Collaboration between a front-end developer and a designer is key to a successful project and will probably DEFINITELY save time and money.

As a front-end developer, one of the major pain points I encounter is being handed a set of web designs that has been signed off on and finalized before I even roll onto a project. The designer delivered the mockups and has moved on to the next project. It is a common assumption that the designer is no longer needed.

However, as I’ve seen in over 15 years of working on web development projects, the role of a designer is one that should be included throughout the entire project lifecycle. By retaining the designer, it allows for collaboration among the team to find the right solution vs. having the design mock-up be an inflexible blueprint. That collaboration can influence how development hours are spent and budgets are managed.

Opportunities crop up all the time to save development time with design adjustments, such as “Hey, I noticed in the mockup that this element should look like this but it’s already inheriting these styles. Does this meet branding guidelines and the intended functionality so we don’t have to write additional one-off styles?” And it adds up.

But if the designer has rolled off, or there are no more design hours left in the budget, this conversation does not happen and the result is more development time spent on a custom feature.

Let’s take a look at the process from a front-end standpoint: 

The first thing I do when I begin working on a complex feature is to look at native behaviors in whatever framework I’m working in or researching well-adopted and -maintained third-party libraries to get from point A to point B as quickly as possible. Less development time means less cost passed on to the client or more development time for additional features.

The beauty of working in the open-source space is that often someone else has needed to solve the same problem you are trying to solve, and has contributed their work back to the community. I won’t opine about the benefits of open source, there are plenty of posts out in the ether of the internet about it, suffice to say it saves time or money or both.

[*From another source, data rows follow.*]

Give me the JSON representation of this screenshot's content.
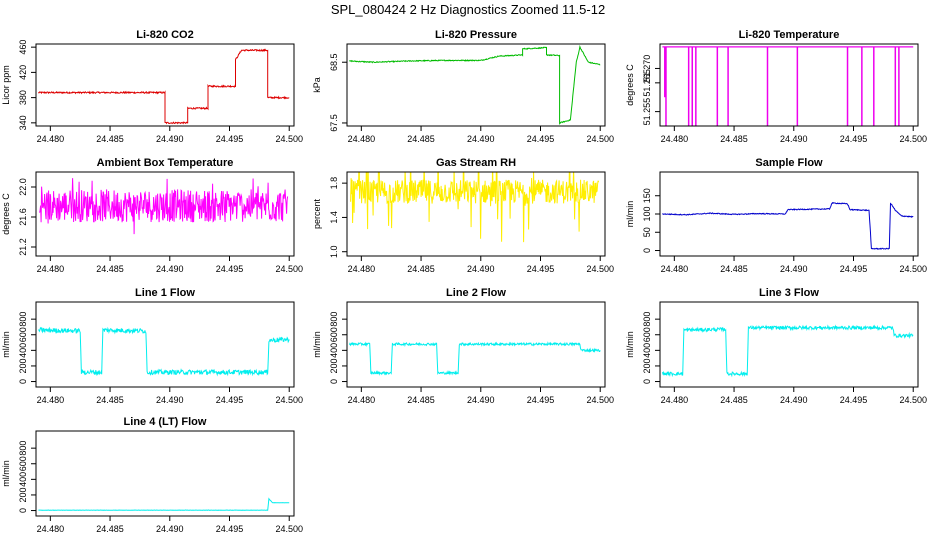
{
  "figure": {
    "title": "SPL_080424  2 Hz Diagnostics Zoomed 11.5-12",
    "colors": {
      "axis": "#000000",
      "text": "#000000",
      "background": "#ffffff"
    }
  },
  "chart_data": [
    {
      "id": "co2",
      "type": "line",
      "title": "Li-820 CO2",
      "ylabel": "Licor ppm",
      "color": "#dd0000",
      "xlim": [
        24.4788,
        24.5004
      ],
      "ylim": [
        335,
        465
      ],
      "xticks": [
        "24.480",
        "24.485",
        "24.490",
        "24.495",
        "24.500"
      ],
      "yticks": [
        "340",
        "380",
        "420",
        "460"
      ],
      "noise": 1.2,
      "series": [
        [
          24.479,
          388
        ],
        [
          24.4896,
          388
        ],
        [
          24.4896,
          340
        ],
        [
          24.4915,
          340
        ],
        [
          24.4915,
          363
        ],
        [
          24.4932,
          363
        ],
        [
          24.4932,
          398
        ],
        [
          24.4955,
          398
        ],
        [
          24.4955,
          440
        ],
        [
          24.496,
          455
        ],
        [
          24.4982,
          455
        ],
        [
          24.4982,
          380
        ],
        [
          24.5,
          380
        ]
      ]
    },
    {
      "id": "pressure",
      "type": "line",
      "title": "Li-820 Pressure",
      "ylabel": "kPa",
      "color": "#00bb00",
      "xlim": [
        24.4788,
        24.5004
      ],
      "ylim": [
        67.45,
        68.8
      ],
      "xticks": [
        "24.480",
        "24.485",
        "24.490",
        "24.495",
        "24.500"
      ],
      "yticks": [
        "67.5",
        "68.5"
      ],
      "noise": 0.008,
      "series": [
        [
          24.479,
          68.52
        ],
        [
          24.481,
          68.5
        ],
        [
          24.484,
          68.52
        ],
        [
          24.487,
          68.53
        ],
        [
          24.49,
          68.53
        ],
        [
          24.4915,
          68.6
        ],
        [
          24.4935,
          68.62
        ],
        [
          24.4935,
          68.72
        ],
        [
          24.4955,
          68.74
        ],
        [
          24.4955,
          68.62
        ],
        [
          24.4966,
          68.61
        ],
        [
          24.4966,
          67.5
        ],
        [
          24.4975,
          67.55
        ],
        [
          24.498,
          68.5
        ],
        [
          24.4983,
          68.75
        ],
        [
          24.499,
          68.5
        ],
        [
          24.5,
          68.46
        ]
      ]
    },
    {
      "id": "temperature",
      "type": "line",
      "title": "Li-820 Temperature",
      "ylabel": "degrees C",
      "color": "#ee00ee",
      "xlim": [
        24.4788,
        24.5004
      ],
      "ylim": [
        51.25,
        51.2785
      ],
      "xticks": [
        "24.480",
        "24.485",
        "24.490",
        "24.495",
        "24.500"
      ],
      "yticks": [
        "51.255",
        "51.265",
        "51.270"
      ],
      "base": 51.2775,
      "spikes": [
        [
          24.4792,
          51.26
        ],
        [
          24.4793,
          51.25
        ],
        [
          24.4812,
          51.25
        ],
        [
          24.4815,
          51.25
        ],
        [
          24.4818,
          51.25
        ],
        [
          24.4836,
          51.25
        ],
        [
          24.4845,
          51.25
        ],
        [
          24.4878,
          51.25
        ],
        [
          24.4903,
          51.25
        ],
        [
          24.4945,
          51.25
        ],
        [
          24.4957,
          51.25
        ],
        [
          24.4967,
          51.25
        ],
        [
          24.4985,
          51.25
        ],
        [
          24.4988,
          51.25
        ]
      ]
    },
    {
      "id": "ambient",
      "type": "line",
      "title": "Ambient Box Temperature",
      "ylabel": "degrees C",
      "color": "#ff00ff",
      "xlim": [
        24.4788,
        24.5004
      ],
      "ylim": [
        21.08,
        22.2
      ],
      "xticks": [
        "24.480",
        "24.485",
        "24.490",
        "24.495",
        "24.500"
      ],
      "yticks": [
        "21.2",
        "21.6",
        "22.0"
      ],
      "band": {
        "center": 21.75,
        "halfwidth": 0.22,
        "outliers": 0.4
      }
    },
    {
      "id": "rh",
      "type": "line",
      "title": "Gas Stream RH",
      "ylabel": "percent",
      "color": "#ffee00",
      "xlim": [
        24.4788,
        24.5004
      ],
      "ylim": [
        0.95,
        1.93
      ],
      "xticks": [
        "24.480",
        "24.485",
        "24.490",
        "24.495",
        "24.500"
      ],
      "yticks": [
        "1.0",
        "1.4",
        "1.8"
      ],
      "band": {
        "center": 1.7,
        "halfwidth": 0.14,
        "outliers": 0.6
      }
    },
    {
      "id": "sample_flow",
      "type": "line",
      "title": "Sample Flow",
      "ylabel": "ml/min",
      "color": "#0000cc",
      "xlim": [
        24.4788,
        24.5004
      ],
      "ylim": [
        -15,
        215
      ],
      "xticks": [
        "24.480",
        "24.485",
        "24.490",
        "24.495",
        "24.500"
      ],
      "yticks": [
        "0",
        "50",
        "100",
        "150"
      ],
      "noise": 1.2,
      "series": [
        [
          24.479,
          100
        ],
        [
          24.481,
          98
        ],
        [
          24.483,
          102
        ],
        [
          24.485,
          99
        ],
        [
          24.487,
          101
        ],
        [
          24.4893,
          100
        ],
        [
          24.4895,
          112
        ],
        [
          24.493,
          114
        ],
        [
          24.4932,
          130
        ],
        [
          24.4945,
          128
        ],
        [
          24.4947,
          112
        ],
        [
          24.4963,
          110
        ],
        [
          24.4965,
          5
        ],
        [
          24.498,
          5
        ],
        [
          24.4981,
          130
        ],
        [
          24.4985,
          110
        ],
        [
          24.499,
          95
        ],
        [
          24.5,
          92
        ]
      ]
    },
    {
      "id": "line1",
      "type": "line",
      "title": "Line 1 Flow",
      "ylabel": "ml/min",
      "color": "#00eeee",
      "xlim": [
        24.4788,
        24.5004
      ],
      "ylim": [
        -70,
        1020
      ],
      "xticks": [
        "24.480",
        "24.485",
        "24.490",
        "24.495",
        "24.500"
      ],
      "yticks": [
        "0",
        "200",
        "400",
        "600",
        "800"
      ],
      "noise": 30,
      "series": [
        [
          24.479,
          660
        ],
        [
          24.4825,
          650
        ],
        [
          24.4826,
          120
        ],
        [
          24.4843,
          120
        ],
        [
          24.4844,
          660
        ],
        [
          24.488,
          650
        ],
        [
          24.4881,
          120
        ],
        [
          24.4982,
          120
        ],
        [
          24.4983,
          530
        ],
        [
          24.5,
          540
        ]
      ]
    },
    {
      "id": "line2",
      "type": "line",
      "title": "Line 2 Flow",
      "ylabel": "ml/min",
      "color": "#00eeee",
      "xlim": [
        24.4788,
        24.5004
      ],
      "ylim": [
        -70,
        1020
      ],
      "xticks": [
        "24.480",
        "24.485",
        "24.490",
        "24.495",
        "24.500"
      ],
      "yticks": [
        "0",
        "200",
        "400",
        "600",
        "800"
      ],
      "noise": 15,
      "series": [
        [
          24.479,
          480
        ],
        [
          24.4807,
          480
        ],
        [
          24.4808,
          110
        ],
        [
          24.4825,
          110
        ],
        [
          24.4826,
          480
        ],
        [
          24.4863,
          480
        ],
        [
          24.4864,
          110
        ],
        [
          24.4881,
          110
        ],
        [
          24.4882,
          480
        ],
        [
          24.4983,
          480
        ],
        [
          24.4984,
          400
        ],
        [
          24.5,
          400
        ]
      ]
    },
    {
      "id": "line3",
      "type": "line",
      "title": "Line 3 Flow",
      "ylabel": "ml/min",
      "color": "#00eeee",
      "xlim": [
        24.4788,
        24.5004
      ],
      "ylim": [
        -70,
        1020
      ],
      "xticks": [
        "24.480",
        "24.485",
        "24.490",
        "24.495",
        "24.500"
      ],
      "yticks": [
        "0",
        "200",
        "400",
        "600",
        "800"
      ],
      "noise": 22,
      "series": [
        [
          24.479,
          100
        ],
        [
          24.4807,
          100
        ],
        [
          24.4808,
          660
        ],
        [
          24.4843,
          670
        ],
        [
          24.4844,
          100
        ],
        [
          24.4861,
          100
        ],
        [
          24.4862,
          690
        ],
        [
          24.4983,
          690
        ],
        [
          24.4984,
          590
        ],
        [
          24.5,
          590
        ]
      ]
    },
    {
      "id": "line4",
      "type": "line",
      "title": "Line 4 (LT) Flow",
      "ylabel": "ml/min",
      "color": "#00eeee",
      "xlim": [
        24.4788,
        24.5004
      ],
      "ylim": [
        -70,
        1020
      ],
      "xticks": [
        "24.480",
        "24.485",
        "24.490",
        "24.495",
        "24.500"
      ],
      "yticks": [
        "0",
        "200",
        "400",
        "600",
        "800"
      ],
      "noise": 1.5,
      "series": [
        [
          24.479,
          5
        ],
        [
          24.4982,
          5
        ],
        [
          24.4983,
          150
        ],
        [
          24.4986,
          100
        ],
        [
          24.5,
          100
        ]
      ]
    }
  ]
}
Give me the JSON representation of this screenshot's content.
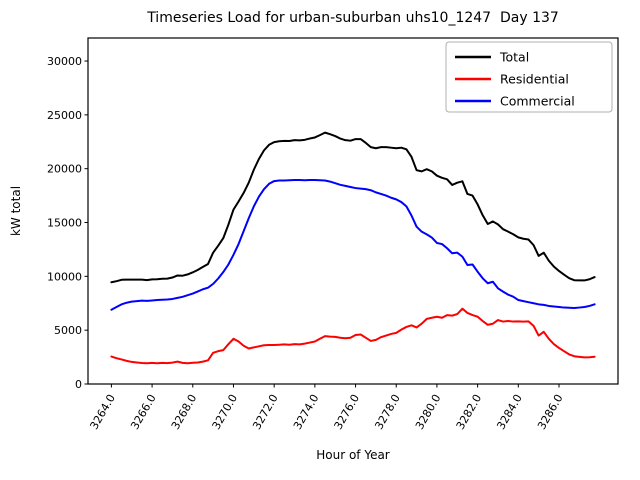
{
  "figure": {
    "background": "#ffffff",
    "axes_edge_color": "#000000"
  },
  "chart_data": {
    "type": "line",
    "title": "Timeseries Load for urban-suburban uhs10_1247  Day 137",
    "xlabel": "Hour of Year",
    "ylabel": "kW total",
    "xlim": [
      3262.85,
      3288.9
    ],
    "ylim": [
      0,
      32139
    ],
    "x_ticks": [
      3264,
      3266,
      3268,
      3270,
      3272,
      3274,
      3276,
      3278,
      3280,
      3282,
      3284,
      3286
    ],
    "x_tick_decimals": 1,
    "x_tick_rotation_deg": 60,
    "y_ticks": [
      0,
      5000,
      10000,
      15000,
      20000,
      25000,
      30000
    ],
    "grid": false,
    "legend_position": "upper right",
    "x": [
      3264.0,
      3264.25,
      3264.5,
      3264.75,
      3265.0,
      3265.25,
      3265.5,
      3265.75,
      3266.0,
      3266.25,
      3266.5,
      3266.75,
      3267.0,
      3267.25,
      3267.5,
      3267.75,
      3268.0,
      3268.25,
      3268.5,
      3268.75,
      3269.0,
      3269.25,
      3269.5,
      3269.75,
      3270.0,
      3270.25,
      3270.5,
      3270.75,
      3271.0,
      3271.25,
      3271.5,
      3271.75,
      3272.0,
      3272.25,
      3272.5,
      3272.75,
      3273.0,
      3273.25,
      3273.5,
      3273.75,
      3274.0,
      3274.25,
      3274.5,
      3274.75,
      3275.0,
      3275.25,
      3275.5,
      3275.75,
      3276.0,
      3276.25,
      3276.5,
      3276.75,
      3277.0,
      3277.25,
      3277.5,
      3277.75,
      3278.0,
      3278.25,
      3278.5,
      3278.75,
      3279.0,
      3279.25,
      3279.5,
      3279.75,
      3280.0,
      3280.25,
      3280.5,
      3280.75,
      3281.0,
      3281.25,
      3281.5,
      3281.75,
      3282.0,
      3282.25,
      3282.5,
      3282.75,
      3283.0,
      3283.25,
      3283.5,
      3283.75,
      3284.0,
      3284.25,
      3284.5,
      3284.75,
      3285.0,
      3285.25,
      3285.5,
      3285.75,
      3286.0,
      3286.25,
      3286.5,
      3286.75,
      3287.0,
      3287.25,
      3287.5,
      3287.75
    ],
    "series": [
      {
        "name": "Total",
        "color": "#000000",
        "values": [
          9450,
          9550,
          9680,
          9700,
          9700,
          9700,
          9700,
          9650,
          9720,
          9730,
          9780,
          9790,
          9890,
          10080,
          10060,
          10180,
          10370,
          10600,
          10880,
          11150,
          12200,
          12850,
          13550,
          14800,
          16200,
          16950,
          17750,
          18700,
          19900,
          20900,
          21700,
          22220,
          22470,
          22550,
          22580,
          22570,
          22650,
          22630,
          22680,
          22800,
          22900,
          23120,
          23350,
          23200,
          23030,
          22800,
          22650,
          22600,
          22750,
          22750,
          22400,
          22000,
          21900,
          22000,
          22000,
          21950,
          21900,
          21950,
          21800,
          21100,
          19860,
          19750,
          19950,
          19750,
          19350,
          19150,
          19010,
          18490,
          18700,
          18830,
          17650,
          17500,
          16680,
          15670,
          14860,
          15100,
          14830,
          14380,
          14150,
          13910,
          13620,
          13490,
          13420,
          12900,
          11900,
          12200,
          11450,
          10900,
          10500,
          10150,
          9830,
          9640,
          9620,
          9620,
          9730,
          9930
        ]
      },
      {
        "name": "Residential",
        "color": "#ff0000",
        "values": [
          2550,
          2400,
          2280,
          2150,
          2050,
          2000,
          1950,
          1930,
          1960,
          1930,
          1960,
          1940,
          1990,
          2080,
          1960,
          1930,
          1970,
          2000,
          2080,
          2200,
          2900,
          3050,
          3150,
          3700,
          4200,
          3950,
          3550,
          3300,
          3400,
          3500,
          3600,
          3620,
          3620,
          3650,
          3680,
          3650,
          3700,
          3680,
          3750,
          3850,
          3950,
          4200,
          4450,
          4400,
          4380,
          4300,
          4250,
          4300,
          4550,
          4600,
          4300,
          4000,
          4100,
          4350,
          4500,
          4650,
          4750,
          5050,
          5300,
          5450,
          5250,
          5600,
          6050,
          6150,
          6250,
          6150,
          6400,
          6350,
          6500,
          7000,
          6600,
          6400,
          6250,
          5850,
          5500,
          5600,
          5940,
          5800,
          5850,
          5800,
          5820,
          5790,
          5820,
          5400,
          4500,
          4850,
          4200,
          3700,
          3350,
          3050,
          2750,
          2580,
          2520,
          2470,
          2480,
          2530
        ]
      },
      {
        "name": "Commercial",
        "color": "#0000ff",
        "values": [
          6900,
          7150,
          7400,
          7550,
          7650,
          7700,
          7750,
          7720,
          7760,
          7800,
          7820,
          7850,
          7900,
          8000,
          8100,
          8250,
          8400,
          8600,
          8800,
          8950,
          9300,
          9800,
          10400,
          11100,
          12000,
          13000,
          14200,
          15400,
          16500,
          17400,
          18100,
          18600,
          18850,
          18900,
          18900,
          18920,
          18950,
          18950,
          18930,
          18950,
          18950,
          18920,
          18900,
          18800,
          18650,
          18500,
          18400,
          18300,
          18200,
          18150,
          18100,
          18000,
          17800,
          17650,
          17500,
          17300,
          17150,
          16900,
          16500,
          15650,
          14610,
          14150,
          13900,
          13600,
          13100,
          13000,
          12610,
          12140,
          12200,
          11830,
          11050,
          11100,
          10430,
          9820,
          9360,
          9500,
          8890,
          8580,
          8300,
          8110,
          7800,
          7700,
          7600,
          7500,
          7400,
          7350,
          7250,
          7200,
          7150,
          7100,
          7080,
          7060,
          7100,
          7150,
          7250,
          7400
        ]
      }
    ]
  }
}
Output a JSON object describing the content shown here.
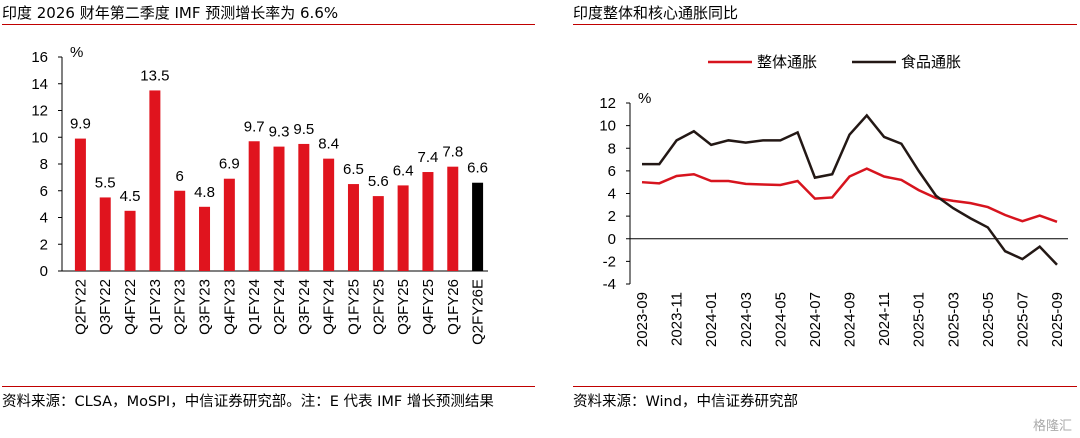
{
  "chart_data": [
    {
      "type": "bar",
      "title": "印度 2026 财年第二季度 IMF 预测增长率为 6.6%",
      "unit_label": "%",
      "categories": [
        "Q2FY22",
        "Q3FY22",
        "Q4FY22",
        "Q1FY23",
        "Q2FY23",
        "Q3FY23",
        "Q4FY23",
        "Q1FY24",
        "Q2FY24",
        "Q3FY24",
        "Q4FY24",
        "Q1FY25",
        "Q2FY25",
        "Q3FY25",
        "Q4FY25",
        "Q1FY26",
        "Q2FY26E"
      ],
      "values": [
        9.9,
        5.5,
        4.5,
        13.5,
        6,
        4.8,
        6.9,
        9.7,
        9.3,
        9.5,
        8.4,
        6.5,
        5.6,
        6.4,
        7.4,
        7.8,
        6.6
      ],
      "colors": [
        "#e0141e",
        "#e0141e",
        "#e0141e",
        "#e0141e",
        "#e0141e",
        "#e0141e",
        "#e0141e",
        "#e0141e",
        "#e0141e",
        "#e0141e",
        "#e0141e",
        "#e0141e",
        "#e0141e",
        "#e0141e",
        "#e0141e",
        "#e0141e",
        "#000000"
      ],
      "ylim": [
        0,
        16
      ],
      "yticks": [
        0,
        2,
        4,
        6,
        8,
        10,
        12,
        14,
        16
      ],
      "source": "资料来源：CLSA，MoSPI，中信证券研究部。注：E 代表 IMF 增长预测结果"
    },
    {
      "type": "line",
      "title": "印度整体和核心通胀同比",
      "unit_label": "%",
      "categories": [
        "2023-09",
        null,
        "2023-11",
        null,
        "2024-01",
        null,
        "2024-03",
        null,
        "2024-05",
        null,
        "2024-07",
        null,
        "2024-09",
        null,
        "2024-11",
        null,
        "2025-01",
        null,
        "2025-03",
        null,
        "2025-05",
        null,
        "2025-07",
        null,
        "2025-09"
      ],
      "series": [
        {
          "name": "整体通胀",
          "color": "#d7141e",
          "values": [
            5.0,
            4.9,
            5.55,
            5.7,
            5.1,
            5.1,
            4.85,
            4.8,
            4.75,
            5.1,
            3.55,
            3.65,
            5.5,
            6.2,
            5.5,
            5.2,
            4.3,
            3.6,
            3.35,
            3.15,
            2.8,
            2.1,
            1.55,
            2.05,
            1.5
          ]
        },
        {
          "name": "食品通胀",
          "color": "#231815",
          "values": [
            6.6,
            6.6,
            8.7,
            9.5,
            8.3,
            8.7,
            8.5,
            8.7,
            8.7,
            9.4,
            5.4,
            5.7,
            9.2,
            10.9,
            9.0,
            8.4,
            6.0,
            3.8,
            2.7,
            1.8,
            1.0,
            -1.1,
            -1.8,
            -0.7,
            -2.3
          ]
        }
      ],
      "ylim": [
        -4,
        12
      ],
      "yticks": [
        -4,
        -2,
        0,
        2,
        4,
        6,
        8,
        10,
        12
      ],
      "legend": "top",
      "source": "资料来源：Wind，中信证券研究部"
    }
  ],
  "watermark": "格隆汇"
}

So, now, picture this scenario, the native functionality or a module or library I’ve found, solves the problem the designer is trying to solve in a similar but different way. Now I get to pick my own adventure. This functionality doesn’t exactly fit the functionality the designer created so:

  1. I will custom build it from scratch, taking more development time.
  2. I will propose working with the designer to adapt the existing functionality.

Option A is always going to take longer.

Option B may delay starting work on a feature but probably won’t delay overall progress in an agile process. From my experience, this option provides a better overall solution and often a more familiar interface for users if your site is using a native feature or a common third-party library.

There’s the long-held stereotype that designers and front-end developers don’t get along and I have to pause to chuckle. Half of the front-end developers I know come from a design background and every designer I’ve worked with has been constructive and helpful trying to streamline development efforts.

Maybe I’ve just been lucky, but I really and truly think the perceived animosity stems from that finalized design hand-off, where front-end developers can’t go back to the designer, explain the challenges and collaborate to build something better together.

Design is a critical aspect of a healthy DevOps cycle, and front end developers need ongoing access to designers to deliver the best solution at the lowest cost.